Richard Horton 

The failures of British philosophy

Richard Horton: Our contemporary escape from serious ideas, our flight into the arms of irony and satire, leaves us all the poorer.
  
  


Raymond Tallis is a fierce and entertaining critic of much of what passes for modern French philosophy. Derrida, Lacan, and Foucault have especially inspired his ire, which has been spilt in copious quantities across the letters pages of the Guardian this past week. Most recently, Tallis cites Heidegger and Wittgenstein as "the most important philosophers of the 20th century". An interesting question arises in this debate about the reputation of European philosophy. Where are the British?

Which philosophers can you name who are alive and working in Britain today? Probably the most likely to come to mind are Alain de Botton and A C Grayling, De Botton because of his new book on architecture, aesthetics, and happiness, Grayling because of his remarkable output in newspapers, magazines and books. Neither de Botton nor Grayling has tried to apply his skills systematically to the serious social, political and global problems of our time. At least not yet; there is no treatise from them in the mould of a Hobbes or a Hume.

Less prolific philosophers have tried hard to connect abstract theory to applied practice. Mary Warnock on fertility, Jonathan Glover on humanitarianism, Ted Honderich on political violence, Onora O'Neill on trust, Julian Baggini on the meaning of life, Mary Midgley on the limits of science, Simon Blackburn on just about everything and Tallis himself on what it is to be human.

With the exceptions, perhaps, of Mary Warnock and Onora O'Neill, none of these writers has been able to make a deep or lasting mark on our times. Too many of their contributions have been eddies at the edge of the mainstream. They have been unable to project themselves as effective public scrutineers of our mission and morals. None have achieved the kind of recognition and influence of, for example, Peter Singer (on animal rights) or Daniel Dennett (on the implications of evolution). In Britain, that comparable position of social authority has been occupied far more successfully by historians and natural scientists. Philosophers, either by their own choosing or through the resistance of sceptical editors, have largely been silent. This loss has created a huge cultural vacuum.

What should British philosophy aspire to? Immanuel Kant, in his neglected but illuminating essay on The Conflict of the Faculties (1798), compared the roles of what he called the higher faculties (theology, law, medicine) with the lower faculty of philosophy. He did so at a critical moment in Prussia's history. Frederick the Great had died in 1786. He had been succeeded by his nephew, Frederick William II. Whereas the former Frederick gave the academic community enormous freedom to dissent and argue, his successor ushered in a new era of censorship. Discussion of Kant's own philosophy of religion, for example, was banned.

Kant rebelled. He saw philosophy as a crucial tool to test the thought of government and the higher faculties. His essay began life as a letter to a friend, Professor C W Hufeland at the University of Jena. Kant's argument subsequently appeared in a medical journal, of all the unlikely places (The Journal of Practical Pharmacology and Surgery). Kant wrote: "It is absolutely essential that the learned community at the university also contain a faculty that is independent of the government's command ... one that ... is free to evaluate everything ... one in which reason is authorised to speak out publicly." Philosophers were valuable to the extent that they sought out truth, "the essential and first condition of learning".
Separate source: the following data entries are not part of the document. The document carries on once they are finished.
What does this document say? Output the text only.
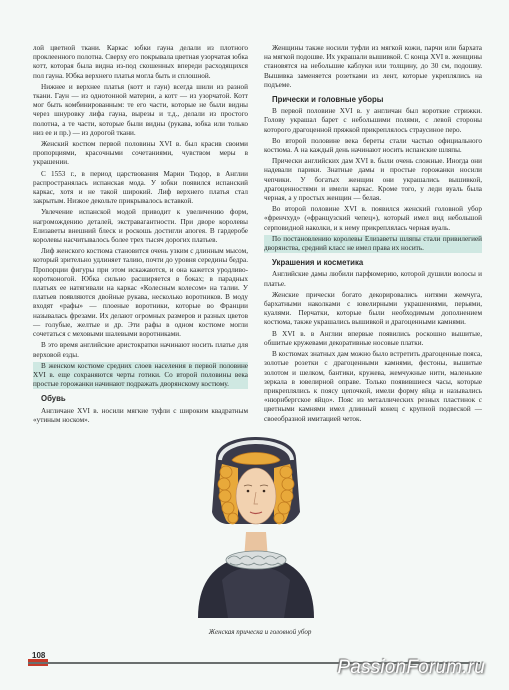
лой цветной ткани. Каркас юбки гауна делали из плотного проклеенного полотна. Сверху его покрывала цветная узорчатая юбка котт, которая была видна из-под скошенных впереди расходящихся пол гауна. Юбка верхнего платья могла быть и сплошной.

Нижнее и верхнее платья (котт и гаун) всегда шили из разной ткани. Гаун — из однотонной материи, а котт — из узорчатой. Котт мог быть комбинированным: те его части, которые не были видны через шнуровку лифа гауна, вырезы и т.д., делали из простого полотна, а те части, которые были видны (рукава, юбка или только низ ее и пр.) — из дорогой ткани.

Женский костюм первой половины XVI в. был красив своими пропорциями, красочными сочетаниями, чувством меры в украшении.

С 1553 г., в период царствования Марии Тюдор, в Англии распространялась испанская мода. У юбки появился испанский каркас, хотя и не такой широкий. Лиф верхнего платья стал закрытым. Низкое декольте прикрывалось вставкой.

Увлечение испанской модой приводит к увеличению форм, нагромождению деталей, экстравагантности. При дворе королевы Елизаветы внешний блеск и роскошь достигли апогея. В гардеробе королевы насчитывалось более трех тысяч дорогих платьев.

Лиф женского костюма становится очень узким с длинным мысом, который зрительно удлиняет талию, почти до уровня середины бедра. Пропорции фигуры при этом искажаются, и она кажется уродливо-коротконогой. Юбка сильно расширяется в боках; в парадных платьях ее натягивали на каркас «Колесным колесом» на талии. У платьев появляются двойные рукава, несколько воротников. В моду входят «рафы» — плоеные воротники, которые во Франции называлась фрезами. Их делают огромных размеров и разных цветов — голубые, желтые и др. Эти рафы в одном костюме могли сочетаться с меховыми шалевыми воротниками.

В это время английские аристократки начинают носить платье для верховой езды.

В женском костюме средних слоев населения в первой половине XVI в. еще сохраняются черты готики. Со второй половины века простые горожанки начинают подражать дворянскому костюму.

Обувь

Англичане XVI в. носили мягкие туфли с широким квадратным «утиным носком».

Женщины также носили туфли из мягкой кожи, парчи или бархата на мягкой подошве. Их украшали вышивкой. С конца XVI в. женщины становятся на небольшие каблуки или толщину, до 30 см, подошву. Вышивка заменяется розетками из лент, которые укреплялись на подъеме.

Прически и головные уборы

В первой половине XVI в. у англичан был короткие стрижки. Голову украшал барет с небольшими полями, с левой стороны которого драгоценной пряжкой прикреплялось страусиное перо.

Во второй половине века береты стали частью официального костюма. А на каждый день начинают носить испанские шляпы.

Прически английских дам XVI в. были очень сложные. Иногда они надевали парики. Знатные дамы и простые горожанки носили чепчики. У богатых женщин они украшались вышивкой, драгоценностями и имели каркас. Кроме того, у леди вуаль была черная, а у простых женщин — белая.

Во второй половине XVI в. появился женский головной убор «френчхуд» («французский чепец»), который имел вид небольшой серповидной наколки, и к нему прикреплялась черная вуаль.

По постановлению королевы Елизаветы шляпы стали привилегией дворянства, средний класс не имел права их носить.

Украшения и косметика

Английские дамы любили парфюмерию, которой душили волосы и платье.

Женские прически богато декорировались нитями жемчуга, бархатными наколками с ювелирными украшениями, перьями, куалями. Перчатки, которые были необходимым дополнением костюма, также украшались вышивкой и драгоценными камнями.

В XVI в. в Англии впервые появились роскошно вышитые, обшитые кружевами декоративные носовые платки.

В костюмах знатных дам можно было встретить драгоценные пояса, золотые розетки с драгоценными камнями, фестоны, вышитые золотом и шелком, бантики, кружева, жемчужные нити, маленькие зеркала в ювелирной оправе. Только появившиеся часы, которые прикреплялись к поясу цепочкой, имели форму яйца и назывались «нюрнбергское яйцо». Пояс из металлических резных пластинок с цветными камнями имел длинный конец с крупной подвеской — своеобразной имитацией четок.

Женская прическа и головной убор
108
PassionForum.ru
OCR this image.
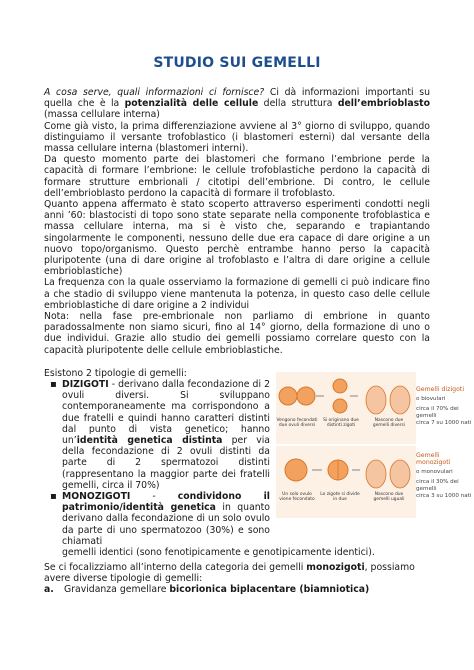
STUDIO SUI GEMELLI

A cosa serve, quali informazioni ci fornisce? Ci dà informazioni importanti su quella che è la potenzialità delle cellule della struttura dell’embrioblasto (massa cellulare interna)

Come già visto, la prima differenziazione avviene al 3° giorno di sviluppo, quando distinguiamo il versante trofoblastico (i blastomeri esterni) dal versante della massa cellulare interna (blastomeri interni).

Da questo momento parte dei blastomeri che formano l’embrione perde la capacità di formare l’embrione: le cellule trofoblastiche perdono la capacità di formare strutture embrionali / citotipi dell’embrione. Di contro, le cellule dell’embrioblasto perdono la capacità di formare il trofoblasto.

Quanto appena affermato è stato scoperto attraverso esperimenti condotti negli anni ’60: blastocisti di topo sono state separate nella componente trofoblastica e massa cellulare interna, ma si è visto che, separando e trapiantando singolarmente le componenti, nessuno delle due era capace di dare origine a un nuovo topo/organismo. Questo perchè entrambe hanno perso la capacità pluripotente (una di dare origine al trofoblasto e l’altra di dare origine a cellule embrioblastiche)

La frequenza con la quale osserviamo la formazione di gemelli ci può indicare fino a che stadio di sviluppo viene mantenuta la potenza, in questo caso delle cellule embrioblastiche di dare origine a 2 individui

Nota: nella fase pre-embrionale non parliamo di embrione in quanto paradossalmente non siamo sicuri, fino al 14° giorno, della formazione di uno o due individui. Grazie allo studio dei gemelli possiamo correlare questo con la capacità pluripotente delle cellule embrioblastiche.

Esistono 2 tipologie di gemelli:
▪ DIZIGOTI - derivano dalla fecondazione di 2 ovuli diversi. Si sviluppano contemporaneamente ma corrispondono a due fratelli e quindi hanno caratteri distinti dal punto di vista genetico; hanno un’identità genetica distinta per via della fecondazione di 2 ovuli distinti da parte di 2 spermatozoi distinti (rappresentano la maggior parte dei fratelli gemelli, circa il 70%)
▪ MONOZIGOTI - condividono il patrimonio/identità genetica in quanto derivano dalla fecondazione di un solo ovulo da parte di uno spermatozoo (30%) e sono chiamati
gemelli identici (sono fenotipicamente e genotipicamente identici).
Vengono fecondati due ovuli diversi
Si originano due distinti zigoti
Nascono due gemelli diversi
Gemelli dizigoti
o biovulari
circa il 70% dei gemelli
circa 7 su 1000 nati
Un solo ovulo viene fecondato
Lo zigote si divide in due
Nascono due gemelli uguali
Gemelli monozigoti
o monovulari
circa il 30% dei gemelli
circa 3 su 1000 nati

Se ci focalizziamo all’interno della categoria dei gemelli monozigoti, possiamo avere diverse tipologie di gemelli:

a. Gravidanza gemellare bicorionica biplacentare (biamniotica)
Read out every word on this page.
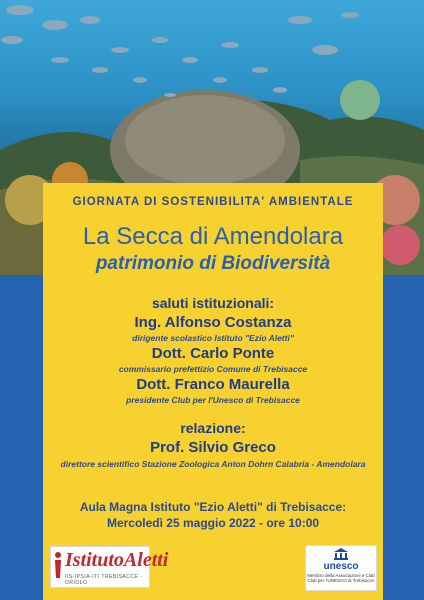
GIORNATA DI SOSTENIBILITA' AMBIENTALE
La Secca di Amendolara
patrimonio di Biodiversità
saluti istituzionali:
Ing. Alfonso Costanza
dirigente scolastico Istituto "Ezio Aletti"
Dott. Carlo Ponte
commissario prefettizio Comune di Trebisacce
Dott. Franco Maurella
presidente Club per l'Unesco di Trebisacce
relazione:
Prof. Silvio Greco
direttore scientifico Stazione Zoologica Anton Dohrn Calabria - Amendolara
Aula Magna Istituto "Ezio Aletti" di Trebisacce:
Mercoledì 25 maggio 2022 - ore 10:00
IstitutoAletti
IIS-IPSIA-ITI TREBISACCE - ORIOLO
unesco
Membro della Associazioni e Club Club per l'UNESCO di Trebisacce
This sense that philosophers should occupy a special and uniquely privileged position in our national conversation is absent from Britain today. The last philosopher who lived as successfully in the public as well as the academic sphere was Isaiah Berlin. While Britain has tipped into philosophical decline, so America has risen triumphantly. John Rawls, Thomas Nagel, Charles Taylor, Richard Rorty, Hilary Putnam, Paul Boghossian, Martha Nussbaum. Their reach extends significantly beyond the academy.

These Americans now embody Kant's hope for independent-minded thinking about society in its various states. It seems there is little prospect that such ambition will prosper in modern British faculties of philosophy. Boghossian prefaces his recent study of how we think and whether "we have fundamentally misconceived the principles by which society ought to be organised" (Fear of Knowledge, 2006), by noting that his book is intended not only for philosophers but also for "anyone who values serious argument".

But in our contemporary escape from serious ideas - from the very notion of seriousness itself - our flight into the arms of irony and satire, while wonderfully bracing, leaves us all the poorer. Short-term and ephemeral gratification, perhaps. But longer-term moral stagnation and depravity.